Certain holders of the 9.5% U.S. dollar-denominated note maturing in 2024 received notification that they had been paid on Thursday, said the people, who asked not to be identified discussing private payments. Evergrande skipped an interest payment due Sept. 29, starting the clock on a 30-day grace period before investors could declare a default. 

The latest payment to international bondholders comes after Evergrande pulled back from the brink of default last week by meeting another delayed coupon before that grace period ended. While that payment surprised some investors, the firm’s dollar notes remain at distressed levels as creditors brace for an eventual debt restructuring that could rank among the largest ever in China.
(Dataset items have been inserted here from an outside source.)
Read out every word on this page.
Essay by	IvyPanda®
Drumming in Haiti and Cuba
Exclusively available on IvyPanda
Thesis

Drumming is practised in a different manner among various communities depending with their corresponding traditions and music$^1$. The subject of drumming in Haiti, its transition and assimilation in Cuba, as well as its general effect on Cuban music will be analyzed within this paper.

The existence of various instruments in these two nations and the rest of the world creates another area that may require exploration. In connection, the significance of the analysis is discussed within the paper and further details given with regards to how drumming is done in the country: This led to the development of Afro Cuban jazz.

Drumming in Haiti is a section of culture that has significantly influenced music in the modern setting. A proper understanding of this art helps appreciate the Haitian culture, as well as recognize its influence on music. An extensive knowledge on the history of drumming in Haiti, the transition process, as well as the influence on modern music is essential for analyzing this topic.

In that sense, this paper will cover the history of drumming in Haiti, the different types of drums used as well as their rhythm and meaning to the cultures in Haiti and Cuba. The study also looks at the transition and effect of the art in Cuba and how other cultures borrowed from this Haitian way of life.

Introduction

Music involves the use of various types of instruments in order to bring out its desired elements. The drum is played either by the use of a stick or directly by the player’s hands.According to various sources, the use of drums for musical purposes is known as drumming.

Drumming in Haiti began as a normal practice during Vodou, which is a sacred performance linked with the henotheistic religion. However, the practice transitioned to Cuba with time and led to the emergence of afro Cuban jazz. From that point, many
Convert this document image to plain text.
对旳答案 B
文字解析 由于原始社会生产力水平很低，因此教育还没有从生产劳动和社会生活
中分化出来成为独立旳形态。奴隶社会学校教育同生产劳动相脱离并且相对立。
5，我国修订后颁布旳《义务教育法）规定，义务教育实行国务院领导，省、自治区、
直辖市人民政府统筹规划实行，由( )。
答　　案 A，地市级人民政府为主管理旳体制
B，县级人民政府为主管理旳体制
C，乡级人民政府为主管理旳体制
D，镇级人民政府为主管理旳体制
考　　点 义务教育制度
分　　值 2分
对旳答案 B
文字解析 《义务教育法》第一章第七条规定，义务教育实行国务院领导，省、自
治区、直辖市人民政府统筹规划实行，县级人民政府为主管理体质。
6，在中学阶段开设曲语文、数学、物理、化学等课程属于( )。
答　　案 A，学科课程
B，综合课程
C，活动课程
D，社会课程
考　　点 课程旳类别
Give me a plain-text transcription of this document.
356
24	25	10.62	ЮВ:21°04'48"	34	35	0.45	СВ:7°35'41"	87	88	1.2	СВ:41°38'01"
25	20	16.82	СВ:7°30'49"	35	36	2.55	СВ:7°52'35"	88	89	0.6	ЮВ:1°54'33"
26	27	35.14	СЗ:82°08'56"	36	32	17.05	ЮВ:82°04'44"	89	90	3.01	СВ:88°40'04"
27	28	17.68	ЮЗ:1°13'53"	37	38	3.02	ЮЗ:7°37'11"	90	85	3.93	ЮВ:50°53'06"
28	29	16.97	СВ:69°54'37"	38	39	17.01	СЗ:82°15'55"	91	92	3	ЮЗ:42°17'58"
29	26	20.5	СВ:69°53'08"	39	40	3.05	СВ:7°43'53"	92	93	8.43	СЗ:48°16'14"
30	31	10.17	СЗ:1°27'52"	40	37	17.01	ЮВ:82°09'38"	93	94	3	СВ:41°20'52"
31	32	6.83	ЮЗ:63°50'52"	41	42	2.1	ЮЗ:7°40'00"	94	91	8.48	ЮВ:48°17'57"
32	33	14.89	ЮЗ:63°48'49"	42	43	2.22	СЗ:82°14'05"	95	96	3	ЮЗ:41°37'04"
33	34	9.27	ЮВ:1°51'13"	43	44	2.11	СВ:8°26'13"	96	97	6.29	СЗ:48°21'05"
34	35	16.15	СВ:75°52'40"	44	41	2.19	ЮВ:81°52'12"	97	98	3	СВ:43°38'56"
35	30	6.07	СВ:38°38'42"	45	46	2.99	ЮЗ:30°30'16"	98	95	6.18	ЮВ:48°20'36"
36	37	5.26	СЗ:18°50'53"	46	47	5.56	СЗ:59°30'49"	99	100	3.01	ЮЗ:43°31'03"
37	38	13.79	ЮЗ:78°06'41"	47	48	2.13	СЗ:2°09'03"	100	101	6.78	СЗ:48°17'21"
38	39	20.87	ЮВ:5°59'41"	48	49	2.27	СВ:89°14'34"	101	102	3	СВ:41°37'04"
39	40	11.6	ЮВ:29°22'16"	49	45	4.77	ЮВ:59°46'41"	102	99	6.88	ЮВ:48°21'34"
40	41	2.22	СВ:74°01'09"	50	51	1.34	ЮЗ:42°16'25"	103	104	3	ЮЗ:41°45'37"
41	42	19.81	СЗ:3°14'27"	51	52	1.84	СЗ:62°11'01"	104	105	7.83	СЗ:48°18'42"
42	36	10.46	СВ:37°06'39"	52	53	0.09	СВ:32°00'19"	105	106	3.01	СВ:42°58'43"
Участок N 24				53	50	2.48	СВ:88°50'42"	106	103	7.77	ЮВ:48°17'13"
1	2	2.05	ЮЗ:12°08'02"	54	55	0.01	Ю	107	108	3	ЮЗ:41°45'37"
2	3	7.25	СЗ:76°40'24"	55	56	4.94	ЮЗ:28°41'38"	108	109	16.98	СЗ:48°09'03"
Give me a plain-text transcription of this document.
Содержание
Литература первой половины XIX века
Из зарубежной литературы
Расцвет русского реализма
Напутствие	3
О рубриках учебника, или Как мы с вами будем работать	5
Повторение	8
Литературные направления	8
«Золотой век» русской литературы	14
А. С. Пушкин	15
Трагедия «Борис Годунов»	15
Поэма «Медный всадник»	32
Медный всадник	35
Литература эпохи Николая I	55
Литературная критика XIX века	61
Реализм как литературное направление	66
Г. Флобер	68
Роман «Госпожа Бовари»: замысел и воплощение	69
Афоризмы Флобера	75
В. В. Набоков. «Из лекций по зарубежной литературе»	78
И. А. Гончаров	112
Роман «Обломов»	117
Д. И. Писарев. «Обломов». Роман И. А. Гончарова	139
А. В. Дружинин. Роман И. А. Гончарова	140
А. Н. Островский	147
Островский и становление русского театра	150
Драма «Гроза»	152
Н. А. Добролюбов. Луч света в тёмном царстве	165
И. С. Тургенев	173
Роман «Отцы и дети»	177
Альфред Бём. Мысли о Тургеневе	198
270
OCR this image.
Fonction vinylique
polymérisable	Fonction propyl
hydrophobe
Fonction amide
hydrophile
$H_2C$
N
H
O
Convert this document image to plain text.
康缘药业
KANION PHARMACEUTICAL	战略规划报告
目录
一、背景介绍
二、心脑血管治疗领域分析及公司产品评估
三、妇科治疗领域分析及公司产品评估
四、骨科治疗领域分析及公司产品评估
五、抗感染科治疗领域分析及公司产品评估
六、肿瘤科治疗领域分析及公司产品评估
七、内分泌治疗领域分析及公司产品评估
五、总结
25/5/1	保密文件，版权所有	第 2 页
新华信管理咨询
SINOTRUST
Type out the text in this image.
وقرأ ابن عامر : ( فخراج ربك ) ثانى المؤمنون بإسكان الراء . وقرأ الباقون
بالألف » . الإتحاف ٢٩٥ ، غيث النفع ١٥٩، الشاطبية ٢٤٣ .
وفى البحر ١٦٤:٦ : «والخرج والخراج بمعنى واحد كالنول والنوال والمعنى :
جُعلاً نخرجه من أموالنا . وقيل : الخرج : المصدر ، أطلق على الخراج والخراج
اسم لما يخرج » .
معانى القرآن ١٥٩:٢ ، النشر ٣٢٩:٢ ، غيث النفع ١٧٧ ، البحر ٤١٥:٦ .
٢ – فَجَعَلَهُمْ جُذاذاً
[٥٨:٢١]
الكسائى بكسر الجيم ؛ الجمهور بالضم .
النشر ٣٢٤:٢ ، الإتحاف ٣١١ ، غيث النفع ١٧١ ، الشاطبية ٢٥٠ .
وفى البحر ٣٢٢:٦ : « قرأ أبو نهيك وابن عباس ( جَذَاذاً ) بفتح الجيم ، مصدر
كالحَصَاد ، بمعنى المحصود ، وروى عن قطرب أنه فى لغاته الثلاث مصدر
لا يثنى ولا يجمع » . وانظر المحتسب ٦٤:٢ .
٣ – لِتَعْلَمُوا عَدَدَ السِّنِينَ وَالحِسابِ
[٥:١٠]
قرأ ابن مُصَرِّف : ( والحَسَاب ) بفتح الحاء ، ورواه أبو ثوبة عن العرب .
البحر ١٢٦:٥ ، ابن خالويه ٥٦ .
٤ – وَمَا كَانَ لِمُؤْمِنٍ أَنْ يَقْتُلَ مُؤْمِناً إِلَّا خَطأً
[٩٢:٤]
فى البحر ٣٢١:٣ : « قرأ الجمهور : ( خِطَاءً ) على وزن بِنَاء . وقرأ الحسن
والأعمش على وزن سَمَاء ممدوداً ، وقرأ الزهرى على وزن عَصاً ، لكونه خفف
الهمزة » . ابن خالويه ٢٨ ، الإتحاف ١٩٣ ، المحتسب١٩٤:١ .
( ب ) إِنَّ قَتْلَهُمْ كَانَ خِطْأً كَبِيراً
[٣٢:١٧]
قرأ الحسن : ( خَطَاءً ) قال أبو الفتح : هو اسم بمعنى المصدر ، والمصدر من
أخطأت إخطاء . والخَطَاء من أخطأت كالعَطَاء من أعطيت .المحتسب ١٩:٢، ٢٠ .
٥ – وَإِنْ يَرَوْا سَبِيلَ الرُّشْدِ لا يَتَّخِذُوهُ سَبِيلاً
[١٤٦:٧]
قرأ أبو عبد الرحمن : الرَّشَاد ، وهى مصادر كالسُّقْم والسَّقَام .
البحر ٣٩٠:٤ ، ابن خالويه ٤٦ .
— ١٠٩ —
Advisers to Evergrande and its bondholders earlier this week signed non-disclosure agreements in preparation for potential talks about managing developer’s debt load, Bloomberg earlier reported. The ad hoc bondholder group’s advisers are seeking to exchange information with the company in what’s often a first step toward negotiations for an overall restructuring deal. 

The payment buys more time for Evergrande as it tries to raise funds through asset sales. Chinese authorities have already begun laying the groundwork for a potential restructuring, assembling accounting and legal experts to examine the finances of the group.

Authorities have told Evergrande’s billionaire founder to use his personal wealth to alleviate the property giant’s debt woes. The directive adds to signs that Beijing is reluctant to orchestrate a government rescue even as crisis spreads to other developers, sours sentiment in the real estate market and threatens to roil the world’s second-largest economy. A top Chinese regulator this week called on companies to make “active preparations” to meet payments on their offshore bonds

The New York Times earlier reported on the coupon payment.